California Gothic
As a native, I have never understood why people come to a vividly eclectic place like California just to bitch about the heat. Similarly, I have never understood why Americans, living in a richly dynamic culture of their own, harbor such a fascination for the stale conventions of a British past. But David Ebershoff, also a California native, understands these quirks well enough, apparently. Seemingly without remorse, he reduces Southern California’s tremendous wealth of history and natural resources to flat backdrop in his latest Victorian-styled novel, Pasadena.
Ebershoff’s understanding, or misunderstanding, of his novel’s setting and characters was “informed” in an unusual way: He wrote the novel in the Pasadena Public Library, using the Huntington Library’s research staff and investigating the history of San Diego’s North County in the “upstairs stacks of the Carlsbad Public Library.” The author’s academic ambitions aside, this background info comes across to the reader like a lame excuse for the coming exploitation of orange ranching, roses and contrived chronographs.

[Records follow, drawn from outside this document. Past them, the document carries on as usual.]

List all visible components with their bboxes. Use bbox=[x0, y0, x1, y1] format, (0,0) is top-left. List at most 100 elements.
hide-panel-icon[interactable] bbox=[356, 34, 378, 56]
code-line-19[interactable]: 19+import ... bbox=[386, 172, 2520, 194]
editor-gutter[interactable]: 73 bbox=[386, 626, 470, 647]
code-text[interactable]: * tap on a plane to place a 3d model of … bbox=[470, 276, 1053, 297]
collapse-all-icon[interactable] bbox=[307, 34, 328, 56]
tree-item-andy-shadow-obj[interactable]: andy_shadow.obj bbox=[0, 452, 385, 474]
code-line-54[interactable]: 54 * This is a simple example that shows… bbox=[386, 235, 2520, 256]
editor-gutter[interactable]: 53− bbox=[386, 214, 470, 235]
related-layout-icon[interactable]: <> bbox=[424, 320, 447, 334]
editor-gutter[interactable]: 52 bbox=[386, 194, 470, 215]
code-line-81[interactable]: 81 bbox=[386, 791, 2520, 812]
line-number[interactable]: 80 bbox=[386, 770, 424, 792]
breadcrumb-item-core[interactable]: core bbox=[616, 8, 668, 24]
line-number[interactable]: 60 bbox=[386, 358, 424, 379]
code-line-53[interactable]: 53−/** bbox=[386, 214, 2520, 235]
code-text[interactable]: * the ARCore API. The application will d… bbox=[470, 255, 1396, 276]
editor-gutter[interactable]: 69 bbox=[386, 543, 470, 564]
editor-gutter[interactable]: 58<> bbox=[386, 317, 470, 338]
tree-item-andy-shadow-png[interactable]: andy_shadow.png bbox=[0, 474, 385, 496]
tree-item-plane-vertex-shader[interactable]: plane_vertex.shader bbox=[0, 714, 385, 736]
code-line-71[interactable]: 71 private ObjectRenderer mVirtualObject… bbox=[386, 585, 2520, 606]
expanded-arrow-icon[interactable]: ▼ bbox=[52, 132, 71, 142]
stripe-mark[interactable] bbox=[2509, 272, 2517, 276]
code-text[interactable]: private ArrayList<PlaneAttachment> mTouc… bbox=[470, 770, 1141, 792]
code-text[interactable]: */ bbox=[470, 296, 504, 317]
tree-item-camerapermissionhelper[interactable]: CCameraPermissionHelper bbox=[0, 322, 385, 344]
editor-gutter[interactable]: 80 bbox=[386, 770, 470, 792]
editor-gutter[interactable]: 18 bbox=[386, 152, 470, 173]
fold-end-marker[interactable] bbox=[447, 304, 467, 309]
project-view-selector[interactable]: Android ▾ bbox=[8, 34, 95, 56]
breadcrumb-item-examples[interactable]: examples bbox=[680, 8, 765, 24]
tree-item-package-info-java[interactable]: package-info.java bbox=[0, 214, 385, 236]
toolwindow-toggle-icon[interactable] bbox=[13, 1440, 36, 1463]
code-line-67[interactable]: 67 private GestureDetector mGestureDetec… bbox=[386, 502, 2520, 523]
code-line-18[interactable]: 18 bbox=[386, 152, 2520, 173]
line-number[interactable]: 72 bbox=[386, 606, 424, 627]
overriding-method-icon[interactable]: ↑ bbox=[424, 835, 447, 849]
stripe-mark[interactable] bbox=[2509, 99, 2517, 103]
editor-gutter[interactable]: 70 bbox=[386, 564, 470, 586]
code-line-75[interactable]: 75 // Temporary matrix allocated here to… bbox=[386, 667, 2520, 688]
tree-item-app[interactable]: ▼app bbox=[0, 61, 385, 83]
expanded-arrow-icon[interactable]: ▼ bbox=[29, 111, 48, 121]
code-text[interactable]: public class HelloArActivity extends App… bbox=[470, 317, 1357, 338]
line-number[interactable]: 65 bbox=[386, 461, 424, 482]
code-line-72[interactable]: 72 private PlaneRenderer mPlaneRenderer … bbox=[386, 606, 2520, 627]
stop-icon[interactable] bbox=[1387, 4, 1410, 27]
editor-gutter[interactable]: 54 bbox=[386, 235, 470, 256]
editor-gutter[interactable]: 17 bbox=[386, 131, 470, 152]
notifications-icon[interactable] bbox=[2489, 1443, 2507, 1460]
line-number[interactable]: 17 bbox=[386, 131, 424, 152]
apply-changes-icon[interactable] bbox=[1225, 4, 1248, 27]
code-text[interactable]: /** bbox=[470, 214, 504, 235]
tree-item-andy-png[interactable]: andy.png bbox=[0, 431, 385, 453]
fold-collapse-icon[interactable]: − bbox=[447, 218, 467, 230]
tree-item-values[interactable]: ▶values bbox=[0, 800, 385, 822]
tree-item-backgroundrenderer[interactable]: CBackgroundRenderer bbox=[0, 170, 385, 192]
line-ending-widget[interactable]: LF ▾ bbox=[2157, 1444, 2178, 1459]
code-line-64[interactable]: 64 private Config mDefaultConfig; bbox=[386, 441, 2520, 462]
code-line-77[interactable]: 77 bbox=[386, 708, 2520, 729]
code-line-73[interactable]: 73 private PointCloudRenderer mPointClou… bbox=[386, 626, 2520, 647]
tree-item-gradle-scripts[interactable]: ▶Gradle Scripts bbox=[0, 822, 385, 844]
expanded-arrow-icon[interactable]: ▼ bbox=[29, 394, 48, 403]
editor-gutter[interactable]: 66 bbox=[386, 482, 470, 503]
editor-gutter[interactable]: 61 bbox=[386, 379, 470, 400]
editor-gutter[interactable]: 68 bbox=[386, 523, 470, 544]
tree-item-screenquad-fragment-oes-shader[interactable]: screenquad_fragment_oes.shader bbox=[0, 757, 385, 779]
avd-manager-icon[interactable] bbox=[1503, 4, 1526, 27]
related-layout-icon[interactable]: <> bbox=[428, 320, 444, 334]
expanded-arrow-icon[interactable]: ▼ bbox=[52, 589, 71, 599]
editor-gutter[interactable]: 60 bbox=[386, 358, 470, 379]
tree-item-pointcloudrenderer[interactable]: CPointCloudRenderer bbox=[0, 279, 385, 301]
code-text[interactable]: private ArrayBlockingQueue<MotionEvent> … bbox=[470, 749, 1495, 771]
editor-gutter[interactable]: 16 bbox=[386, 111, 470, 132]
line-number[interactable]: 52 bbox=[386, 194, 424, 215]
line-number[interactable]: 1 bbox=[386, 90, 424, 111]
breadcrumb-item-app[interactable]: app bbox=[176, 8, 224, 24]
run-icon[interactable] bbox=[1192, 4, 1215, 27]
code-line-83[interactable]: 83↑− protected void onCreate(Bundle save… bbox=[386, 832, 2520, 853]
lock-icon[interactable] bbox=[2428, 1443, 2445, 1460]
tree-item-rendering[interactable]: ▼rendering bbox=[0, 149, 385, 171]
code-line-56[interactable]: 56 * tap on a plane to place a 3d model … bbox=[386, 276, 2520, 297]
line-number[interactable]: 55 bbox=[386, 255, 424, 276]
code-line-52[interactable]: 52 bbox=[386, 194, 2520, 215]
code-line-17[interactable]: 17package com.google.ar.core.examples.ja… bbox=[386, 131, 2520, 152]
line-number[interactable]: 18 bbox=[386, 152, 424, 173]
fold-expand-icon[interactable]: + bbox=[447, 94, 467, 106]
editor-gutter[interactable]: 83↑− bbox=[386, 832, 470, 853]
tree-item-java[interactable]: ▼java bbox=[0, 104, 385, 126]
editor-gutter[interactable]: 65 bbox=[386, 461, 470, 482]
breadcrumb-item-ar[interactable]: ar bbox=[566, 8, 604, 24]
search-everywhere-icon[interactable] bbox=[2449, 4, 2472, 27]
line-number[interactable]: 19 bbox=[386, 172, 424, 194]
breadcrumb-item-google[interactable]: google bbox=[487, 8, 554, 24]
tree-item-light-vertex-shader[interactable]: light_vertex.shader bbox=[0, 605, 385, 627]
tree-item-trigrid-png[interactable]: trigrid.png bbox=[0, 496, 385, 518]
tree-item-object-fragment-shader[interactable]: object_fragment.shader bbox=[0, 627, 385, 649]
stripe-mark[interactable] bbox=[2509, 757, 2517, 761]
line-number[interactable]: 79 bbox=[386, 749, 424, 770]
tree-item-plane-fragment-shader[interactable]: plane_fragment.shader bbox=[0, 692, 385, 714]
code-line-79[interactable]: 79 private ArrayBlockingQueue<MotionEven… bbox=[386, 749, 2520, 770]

Plot overview: As World War II winds down, a newly reinvented land-speculator attempts to buy the Stumpf family farm from the mysterious Mr. Bruder. Bruder’s connection to the farms is tied to having discovered Stumpf trading in young girls during World War I—girls who maintained a “dignified beauty” and “stoic” face while being raped by Nazi soldiers. In exchange for silence, Stumpf promises to give Bruder his daughter, Linda. She is in love with her brother but marries a wealthy Pasadena orange rancher when Bruder is unjustly accused of killing her brother. But Bruder, who began life in a Pasadena orphanage, secretly owns the ranch too. Aside from cutting a deal with Stumpf, he had saved the cowardly rancher’s life and promised not to tell in exchange for the title to the family ranch. In the end, most of the women, who secretly enjoyed being forced into sexual intercourse with men of superior socioeconomic standing, have abortions or die horrible syphilitic deaths. Only Bruder and a gossip-columnist-turned-respectable-married-journalist remain to unveil the melodramatic past.
Undeniably stunning description and precision detail—portrayals of a coastal storm in which “the ocean chewed the beach, foam spraying the steps, bull kelp spit from the mouth of the waves, and hermit crabs skittering like crumbs across a table of sand”—lend authenticity to the novel’s sense of place. However, in spite of diligent research, Ebershoff’s historical details are much less effective. Cardboard cutouts of an abandoned silkworm farm with glass walls and pesticide sprayers with “brass pumps burning in the sun” hang flat against the unnaturally imposed plot structure.
Even worse, relentless references to sun and heat, accompanied by a naive introduction of a “motor parkway connecting Los Angeles to Pasadena” and “something called ‘smog,’ ” are way too reminiscent of out-of-state visitors who incessantly fan themselves and talk about escaping snow.
Instead of exploring California’s diverse history, Ebershoff distorts timeworn themes of reinvention and socio-environmental rape into a moral fable. A Cliffs Notes adaptation of Wuthering Heights, Pasadena pays undue homage to the Gothic novel as the British root of American literature.
That’s Gothic as in desolate landscapes, improbable coincidence, arcane orphans, star-crossed lovers and an endless stream of defiled virgins.
For a real sense of Victorian prose, check out Emily Bronte. To understand California, go outside and breathe what’s left of the arroyo scent floating on a late-afternoon breeze, listen to a coyote bay at sundown and feel the hum of invention all around you. You won’t find the essence of California’s past, present or future in a library or David Ebershoff’s Pasadena.